Article III – Duties and Powers of the Governing Board
The Board shall have the duties and powers ordinarily delegated to the governing body of an association. Those responsibilities are given by the Articles of Association.
The Board shall also have the following additional duties:
- The Board shall keep the membership informed concerning its work and activities.
- The Board shall exercise its stated authority in promoting and attaining the objectives of the Society.
Article IV – Membership
Honorary Members may be chosen as an award to persons who have made an outstanding contribution to comparative gastroenterology. The Governing Board shall receive nominations for honorary membership and the Board shall cast a majority vote in favor of a nominee before granting honorary membership. The nominator shall make a presentation to the membership highlighting the achievements of the nominee in the field of comparative gastroenterology during the annual meeting.
Full Members of the Society must have one of the following: 1) a professional medical degree (DVM, MD, DDS, or degrees considered equivalent by the Board), 2) a Ph.D. or M.S. degree in one of the biological sciences, or 3) recognition by the Board as an active scientific contributor to comparative gastroenterology. Each member must be actively engaged in gastroenterology. Full Members must renew their membership annually.
Training Members must be students in a veterinary medical school recognized by the American Veterinary Medical Association, students enrolled in medical or dental professional school, students actively pursuing an M.S., Ph.D., or other postgraduate training program in one of the biological sciences, or interns or residents in a veterinary specialty field. Training members pay reduced annual dues, and must renew membership annually.
Article V – Meetings
The regular meetings of the Board and the Society shall be held annually at the time and place designated by the Board. Special meetings may be called by the President and shall be called by the President upon recommendation of a majority of the Board. Meetings of the Society shall be announced by mail to the entire membership not less than sixty days prior to the stated time of the meeting.
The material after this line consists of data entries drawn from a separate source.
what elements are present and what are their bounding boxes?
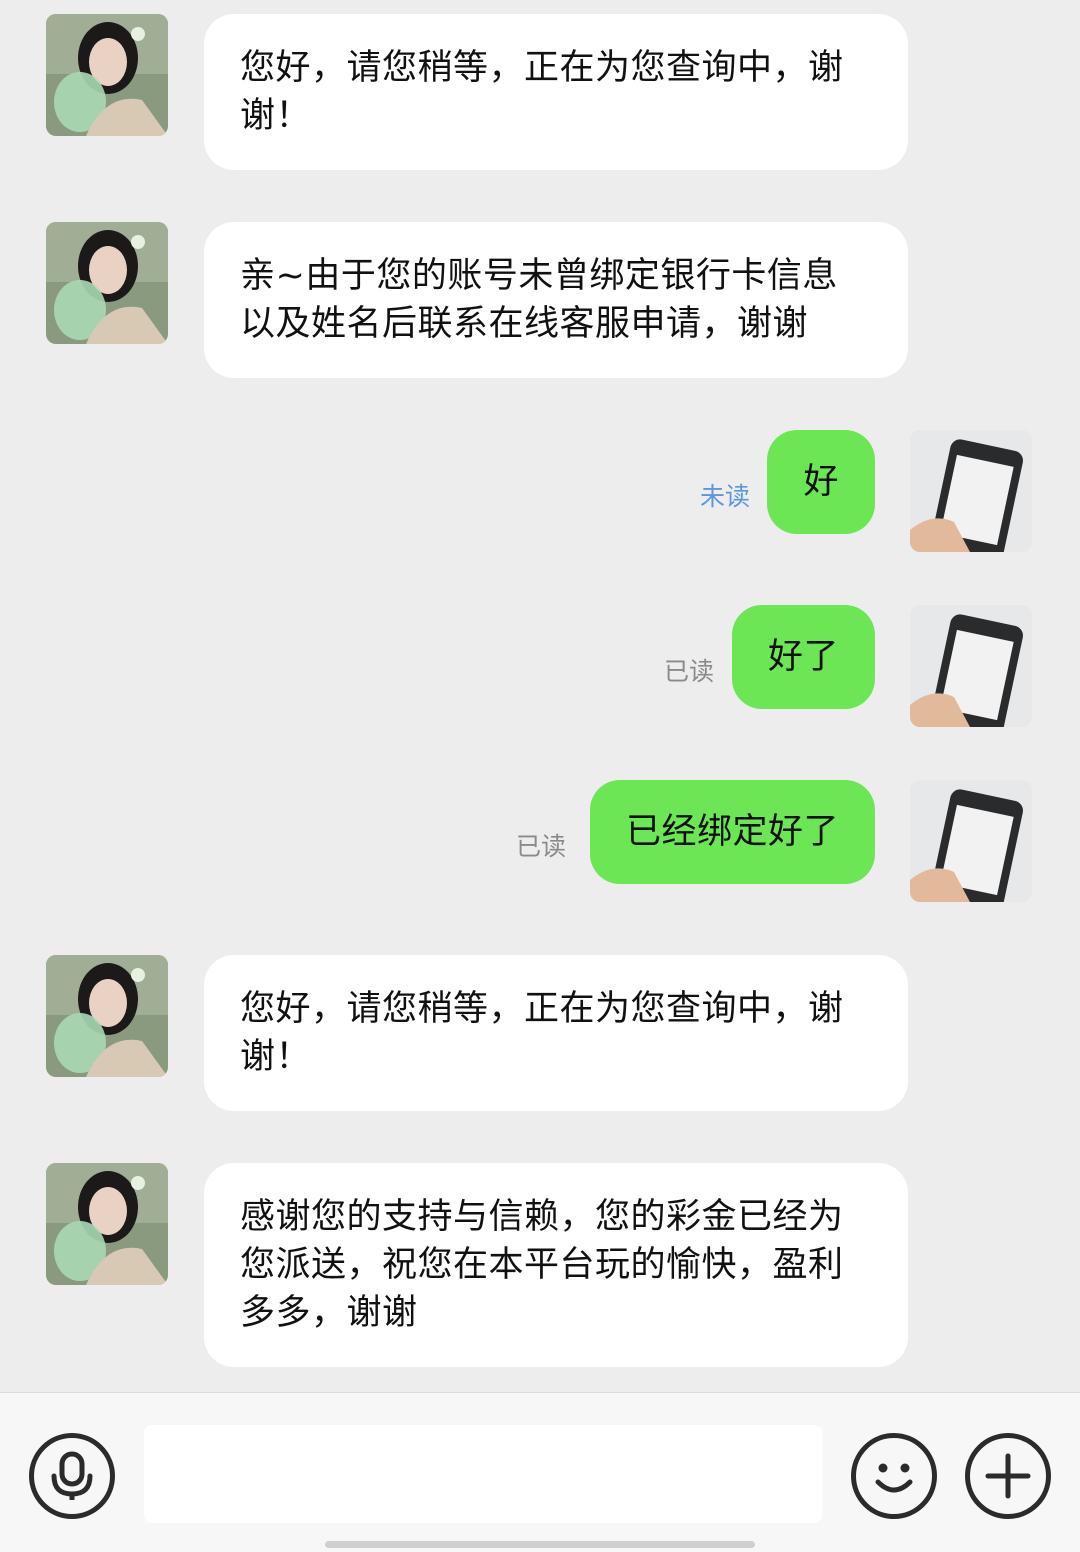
agent-avatar[interactable]	[46, 14, 168, 136]
message-text: 好了	[767, 637, 839, 677]
agent-avatar[interactable]	[46, 222, 168, 344]
smiley-icon	[875, 1463, 913, 1493]
home-indicator	[325, 1541, 755, 1548]
more-button[interactable]	[965, 1433, 1051, 1519]
read-status: 已读	[663, 657, 714, 686]
user-avatar[interactable]	[910, 605, 1032, 727]
agent-avatar[interactable]	[46, 955, 168, 1077]
message-bubble[interactable]: 您好，请您稍等，正在为您查询中，谢谢！	[204, 955, 908, 1111]
message-agent: 您好，请您稍等，正在为您查询中，谢谢！	[0, 955, 1080, 1111]
emoji-button[interactable]	[851, 1433, 937, 1519]
message-agent: 您好，请您稍等，正在为您查询中，谢谢！	[0, 14, 1080, 170]
message-text: 感谢您的支持与信赖，您的彩金已经为您派送，祝您在本平台玩的愉快，盈利多多，谢谢	[240, 1197, 844, 1333]
message-text: 您好，请您稍等，正在为您查询中，谢谢！	[240, 48, 844, 136]
message-bubble[interactable]: 好	[767, 430, 875, 534]
input-bar	[0, 1392, 1080, 1552]
message-text: 亲~由于您的账号未曾绑定银行卡信息以及姓名后联系在线客服申请，谢谢	[240, 256, 838, 344]
agent-avatar[interactable]	[46, 1163, 168, 1285]
message-user: 未读 好	[0, 430, 1080, 554]
message-agent: 感谢您的支持与信赖，您的彩金已经为您派送，祝您在本平台玩的愉快，盈利多多，谢谢	[0, 1163, 1080, 1367]
message-user: 已读 已经绑定好了	[0, 780, 1080, 904]
user-avatar[interactable]	[910, 780, 1032, 902]
message-text: 您好，请您稍等，正在为您查询中，谢谢！	[240, 989, 844, 1077]
message-user: 已读 好了	[0, 605, 1080, 729]
read-status: 未读	[699, 482, 750, 511]
message-text: 已经绑定好了	[625, 812, 839, 852]
message-bubble[interactable]: 已经绑定好了	[589, 780, 875, 884]
user-avatar[interactable]	[910, 430, 1032, 552]
message-input[interactable]	[144, 1425, 822, 1523]
plus-icon	[985, 1453, 1031, 1499]
message-bubble[interactable]: 您好，请您稍等，正在为您查询中，谢谢！	[204, 14, 908, 170]
message-bubble[interactable]: 感谢您的支持与信赖，您的彩金已经为您派送，祝您在本平台玩的愉快，盈利多多，谢谢	[204, 1163, 908, 1367]
chat-history[interactable]: 您好，请您稍等，正在为您查询中，谢谢！ 亲~由于您的账号未曾绑定银行卡信息以及姓…	[0, 0, 1080, 1392]
microphone-icon	[51, 1451, 93, 1500]
message-bubble[interactable]: 好了	[731, 605, 875, 709]
message-bubble[interactable]: 亲~由于您的账号未曾绑定银行卡信息以及姓名后联系在线客服申请，谢谢	[204, 222, 908, 378]
message-agent: 亲~由于您的账号未曾绑定银行卡信息以及姓名后联系在线客服申请，谢谢	[0, 222, 1080, 378]
voice-button[interactable]	[29, 1433, 115, 1519]
read-status: 已读	[515, 832, 566, 861]
message-text: 好	[803, 462, 839, 502]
Article VI – Dues and Fees
The dues shall be as follows: Full members – an amount proposed by the Board and approved by members; Training members – an amount less than that required of full members, proposed by the Board and approved by the members; Honorary members – none.
Dues shall become payable January 1 of each year to the Secretary-Treasurer. A member will become delinquent six months after due date and shall then be removed from the membership list.
All new and renewal applications for membership shall be accompanied by the current annual dues.
Article VII – Discipline
The Board shall, upon presentation of proper cause, have authority to recommend censure, suspension, or cancellation of any membership. Such recommendations become effective by majority vote of members.
Article VIII – Conduct of Business
A quorum of the Board shall consist of a simple majority of the Members of the Board.
Article IX – Amendments
Proposed amendments to these By-laws shall first be submitted to the Board for recommendation. Any proposed amendment with the recommendation of the Board shall be submitted to all members by ballot (by mail or electronically). An affirmative vote of two-thirds of the voting members shall be required for the adoption of the proposed amendment.
Article X – Ratification
These By-laws shall be considered to be ratified thirty (30) days after receipt of a seventy-five percent (75%) vote of approval from the voting members of the Society.
The Comparative Gastroenterology Society was organized and constituted June 4th, 2006, according to the statutes of the state of Texas.